Manufacture of cement
Portland cement is manufactured by crushing, milling, and proportioning the following materials:
- Lime or calcium oxide, CaO: from limestone, chalk, shells, shale or calcareous rock
- Silica, SiO2: from sand, old bottles, clay or argillaceous rock
- Alumina, Al2O3: from bauxite, recycled aluminum, clay
- Iron, Fe2O3: from clay, iron ore, scrap iron and fly ash
- Gypsum, CaSO4.2H20: found together with limestone
The materials, without the gypsum, are proportioned to produce a mixture with the desired chemical composition and then ground and blended by one of two processes – dry process or wet process. The materials are then fed through a kiln at 2,600º F to produce greyish-black pellets known as clinker. The alumina and iron act as fluxing agents which lower the melting point of silica from 3,000 to 2600º F. After this stage, the clinker is cooled, pulverized and gypsum added to regulate setting time. It is then ground extremely fine to produce cement.

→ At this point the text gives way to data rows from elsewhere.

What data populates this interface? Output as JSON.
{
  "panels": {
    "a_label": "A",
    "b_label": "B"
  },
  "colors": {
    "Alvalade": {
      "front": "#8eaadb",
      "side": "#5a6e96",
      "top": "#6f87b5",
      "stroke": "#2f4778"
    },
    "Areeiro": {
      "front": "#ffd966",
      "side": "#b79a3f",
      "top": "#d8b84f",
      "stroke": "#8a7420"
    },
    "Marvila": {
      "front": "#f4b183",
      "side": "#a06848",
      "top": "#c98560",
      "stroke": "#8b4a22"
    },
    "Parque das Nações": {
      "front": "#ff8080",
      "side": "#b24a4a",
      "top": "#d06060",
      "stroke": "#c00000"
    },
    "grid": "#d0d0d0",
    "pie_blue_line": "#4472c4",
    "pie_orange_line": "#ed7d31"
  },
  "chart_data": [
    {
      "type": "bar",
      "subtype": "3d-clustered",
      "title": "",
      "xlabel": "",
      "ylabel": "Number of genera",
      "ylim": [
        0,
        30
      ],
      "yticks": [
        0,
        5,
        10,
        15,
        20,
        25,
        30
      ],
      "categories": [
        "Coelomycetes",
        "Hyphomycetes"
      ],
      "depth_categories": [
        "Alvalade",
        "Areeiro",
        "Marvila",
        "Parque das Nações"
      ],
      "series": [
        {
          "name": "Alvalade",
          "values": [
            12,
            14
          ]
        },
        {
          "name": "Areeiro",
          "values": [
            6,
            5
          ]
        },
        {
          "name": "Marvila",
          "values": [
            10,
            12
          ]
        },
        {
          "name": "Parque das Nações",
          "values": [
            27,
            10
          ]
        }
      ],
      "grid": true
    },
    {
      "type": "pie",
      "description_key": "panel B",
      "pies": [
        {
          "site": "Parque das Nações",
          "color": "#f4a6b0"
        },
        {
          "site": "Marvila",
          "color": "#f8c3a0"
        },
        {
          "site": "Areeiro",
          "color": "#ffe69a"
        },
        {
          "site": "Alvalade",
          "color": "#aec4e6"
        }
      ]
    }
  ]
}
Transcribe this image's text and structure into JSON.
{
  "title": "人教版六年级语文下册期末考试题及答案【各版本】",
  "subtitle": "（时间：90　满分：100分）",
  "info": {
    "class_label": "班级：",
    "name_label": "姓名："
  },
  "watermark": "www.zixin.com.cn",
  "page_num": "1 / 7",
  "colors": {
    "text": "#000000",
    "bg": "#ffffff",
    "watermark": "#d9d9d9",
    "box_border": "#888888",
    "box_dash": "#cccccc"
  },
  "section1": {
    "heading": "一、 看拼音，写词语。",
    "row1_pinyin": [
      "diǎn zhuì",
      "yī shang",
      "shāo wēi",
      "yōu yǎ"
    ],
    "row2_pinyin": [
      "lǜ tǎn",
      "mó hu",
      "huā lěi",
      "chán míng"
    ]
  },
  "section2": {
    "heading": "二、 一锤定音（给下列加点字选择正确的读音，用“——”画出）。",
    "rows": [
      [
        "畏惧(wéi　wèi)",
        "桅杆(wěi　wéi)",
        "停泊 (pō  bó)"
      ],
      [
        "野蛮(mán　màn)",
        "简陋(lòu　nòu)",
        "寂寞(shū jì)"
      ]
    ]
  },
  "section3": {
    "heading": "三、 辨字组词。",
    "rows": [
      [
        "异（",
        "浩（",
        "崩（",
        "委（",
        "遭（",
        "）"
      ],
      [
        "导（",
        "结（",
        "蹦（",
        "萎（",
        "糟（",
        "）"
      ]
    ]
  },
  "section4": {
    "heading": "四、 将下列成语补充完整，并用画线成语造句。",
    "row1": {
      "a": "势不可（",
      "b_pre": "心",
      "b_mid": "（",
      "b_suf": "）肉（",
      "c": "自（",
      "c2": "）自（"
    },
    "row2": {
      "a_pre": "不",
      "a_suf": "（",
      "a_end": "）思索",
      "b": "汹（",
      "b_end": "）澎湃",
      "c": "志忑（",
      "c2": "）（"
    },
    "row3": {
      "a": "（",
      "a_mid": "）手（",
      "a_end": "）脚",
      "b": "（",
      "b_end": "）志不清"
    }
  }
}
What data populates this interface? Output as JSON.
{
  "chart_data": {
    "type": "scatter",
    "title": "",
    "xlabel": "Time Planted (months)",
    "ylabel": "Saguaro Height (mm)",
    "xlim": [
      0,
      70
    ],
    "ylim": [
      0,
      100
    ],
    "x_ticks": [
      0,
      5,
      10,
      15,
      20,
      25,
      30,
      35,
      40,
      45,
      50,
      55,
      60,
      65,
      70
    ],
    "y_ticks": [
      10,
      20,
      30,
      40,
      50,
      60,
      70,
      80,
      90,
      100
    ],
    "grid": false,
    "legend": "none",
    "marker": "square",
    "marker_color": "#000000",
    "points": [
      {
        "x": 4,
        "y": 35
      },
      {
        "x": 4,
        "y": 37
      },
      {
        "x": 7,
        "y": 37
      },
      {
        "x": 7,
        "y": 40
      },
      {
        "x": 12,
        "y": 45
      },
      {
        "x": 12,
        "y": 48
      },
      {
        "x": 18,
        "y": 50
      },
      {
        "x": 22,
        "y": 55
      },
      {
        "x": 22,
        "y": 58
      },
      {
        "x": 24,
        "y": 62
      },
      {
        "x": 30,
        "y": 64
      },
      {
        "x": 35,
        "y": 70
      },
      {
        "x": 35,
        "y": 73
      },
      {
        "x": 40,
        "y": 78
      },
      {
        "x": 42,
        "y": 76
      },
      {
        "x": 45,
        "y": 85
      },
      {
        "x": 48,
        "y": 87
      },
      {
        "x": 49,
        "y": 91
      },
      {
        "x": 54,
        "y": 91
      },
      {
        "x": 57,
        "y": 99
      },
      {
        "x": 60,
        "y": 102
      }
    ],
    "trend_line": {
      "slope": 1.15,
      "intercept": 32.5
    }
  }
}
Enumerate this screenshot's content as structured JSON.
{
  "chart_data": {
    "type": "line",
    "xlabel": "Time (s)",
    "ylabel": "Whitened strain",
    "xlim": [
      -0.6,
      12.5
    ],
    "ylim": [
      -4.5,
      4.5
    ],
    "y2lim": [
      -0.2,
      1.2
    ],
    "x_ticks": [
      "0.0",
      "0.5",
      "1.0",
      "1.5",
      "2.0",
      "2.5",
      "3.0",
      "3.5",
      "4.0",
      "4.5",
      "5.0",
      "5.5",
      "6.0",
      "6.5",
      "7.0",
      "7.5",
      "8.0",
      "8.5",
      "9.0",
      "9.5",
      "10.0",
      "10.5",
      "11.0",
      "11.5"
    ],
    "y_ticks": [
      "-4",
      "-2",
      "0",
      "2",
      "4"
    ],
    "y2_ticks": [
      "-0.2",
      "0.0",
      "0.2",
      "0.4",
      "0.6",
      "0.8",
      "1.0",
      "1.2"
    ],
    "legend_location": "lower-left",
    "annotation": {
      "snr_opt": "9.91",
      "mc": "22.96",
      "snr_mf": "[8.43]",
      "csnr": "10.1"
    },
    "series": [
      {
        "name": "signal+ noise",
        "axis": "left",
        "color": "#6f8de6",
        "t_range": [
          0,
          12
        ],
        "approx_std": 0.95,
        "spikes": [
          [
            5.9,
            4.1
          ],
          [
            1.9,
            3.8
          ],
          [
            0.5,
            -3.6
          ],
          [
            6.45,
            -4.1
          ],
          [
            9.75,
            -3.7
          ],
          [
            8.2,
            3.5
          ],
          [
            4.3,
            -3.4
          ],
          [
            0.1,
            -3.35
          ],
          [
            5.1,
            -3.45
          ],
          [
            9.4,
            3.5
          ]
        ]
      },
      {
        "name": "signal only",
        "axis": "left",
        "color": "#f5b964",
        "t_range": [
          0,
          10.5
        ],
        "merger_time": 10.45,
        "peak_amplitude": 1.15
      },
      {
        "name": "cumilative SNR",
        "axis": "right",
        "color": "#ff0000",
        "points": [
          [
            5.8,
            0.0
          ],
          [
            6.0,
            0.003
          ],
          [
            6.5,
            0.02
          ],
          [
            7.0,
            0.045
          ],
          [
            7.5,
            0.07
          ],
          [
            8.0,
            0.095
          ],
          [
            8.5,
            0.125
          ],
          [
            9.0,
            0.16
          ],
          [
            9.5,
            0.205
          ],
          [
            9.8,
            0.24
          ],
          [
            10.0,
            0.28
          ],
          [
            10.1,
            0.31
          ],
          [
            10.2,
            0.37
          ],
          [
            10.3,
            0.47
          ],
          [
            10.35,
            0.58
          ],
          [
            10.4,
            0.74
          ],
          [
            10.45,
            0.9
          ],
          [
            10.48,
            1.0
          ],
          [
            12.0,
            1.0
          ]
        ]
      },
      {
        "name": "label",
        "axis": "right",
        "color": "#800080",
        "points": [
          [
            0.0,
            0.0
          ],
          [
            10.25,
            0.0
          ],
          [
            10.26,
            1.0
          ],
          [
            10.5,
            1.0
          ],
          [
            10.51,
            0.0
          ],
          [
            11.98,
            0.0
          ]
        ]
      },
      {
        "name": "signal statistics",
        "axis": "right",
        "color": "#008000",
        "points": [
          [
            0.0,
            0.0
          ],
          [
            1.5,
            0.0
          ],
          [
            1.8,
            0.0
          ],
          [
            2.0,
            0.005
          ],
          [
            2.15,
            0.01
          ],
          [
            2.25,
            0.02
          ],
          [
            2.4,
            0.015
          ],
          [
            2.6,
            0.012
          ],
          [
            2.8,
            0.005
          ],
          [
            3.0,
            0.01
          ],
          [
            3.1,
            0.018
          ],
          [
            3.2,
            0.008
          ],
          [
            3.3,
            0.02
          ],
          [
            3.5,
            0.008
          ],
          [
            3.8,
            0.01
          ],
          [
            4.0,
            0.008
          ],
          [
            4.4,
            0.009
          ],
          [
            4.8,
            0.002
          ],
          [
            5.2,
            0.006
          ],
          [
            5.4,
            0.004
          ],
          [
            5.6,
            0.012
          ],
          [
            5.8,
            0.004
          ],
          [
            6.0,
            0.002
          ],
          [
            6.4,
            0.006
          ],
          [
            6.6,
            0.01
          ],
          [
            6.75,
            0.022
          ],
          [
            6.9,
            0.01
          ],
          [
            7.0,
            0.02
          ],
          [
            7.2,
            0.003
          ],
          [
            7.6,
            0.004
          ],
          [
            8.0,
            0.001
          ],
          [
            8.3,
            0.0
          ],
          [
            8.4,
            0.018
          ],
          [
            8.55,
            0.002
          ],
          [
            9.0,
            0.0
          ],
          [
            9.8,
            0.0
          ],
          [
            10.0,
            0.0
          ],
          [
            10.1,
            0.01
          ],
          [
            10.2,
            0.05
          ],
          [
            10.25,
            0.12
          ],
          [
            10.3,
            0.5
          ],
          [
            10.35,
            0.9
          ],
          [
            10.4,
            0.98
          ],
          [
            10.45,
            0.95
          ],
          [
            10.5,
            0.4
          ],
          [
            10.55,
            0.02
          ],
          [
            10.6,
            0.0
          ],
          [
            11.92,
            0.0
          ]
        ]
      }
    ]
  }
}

Because of the complex chemical nature of cement, a shorthand form is used to denote the chemical compounds. The shorthand for the basic compounds is:
|Calcium oxide (lime)||Ca0||C||60-65|
|Silicon dioxide (silica)||SiO2||S||17-25|
|Aluminum oxide (alumina)||Al2O3||A||3-8|
Chemical composition of clinker
The cement clinker formed has the following typical composition:
|Compound||Formula||Shorthand form||% by weight1|
|Belite or dicalcium silicate||Ca2SiO5||C2S||25-40|
|Alite or tricalcium silicate||Ca3SiO4||C3S||25-50|
Properties of cement compounds
These compounds contribute to the properties of cement in different ways-
Tricalcium aluminate, C3A: –
It liberates a lot of heat during the early stages of hydration but has little strength contribution. Gypsum slows down the hydration rate of C3A. Cement low in C3A is sulfate resistant.
Tricalcium silicate, C3S: –
This compound hydrates and hardens rapidly. It is largely responsible for Portland cement’s initial set and early strength gain.
Dicalcium silicate, C2S: –
C2S hydrates and hardens slowly. It is largely responsible for strength gain after one week.
Ferrite, C4AF: –
This is a fluxing agent which reduces the melting temperature of the raw materials in the kiln (from 3,000o F to 2,600o F). It hydrates rapidly but does not contribute much to the strength of the cement paste.
By mixing these compounds appropriately, manufacturers can produce different types of cement to suit several construction environments.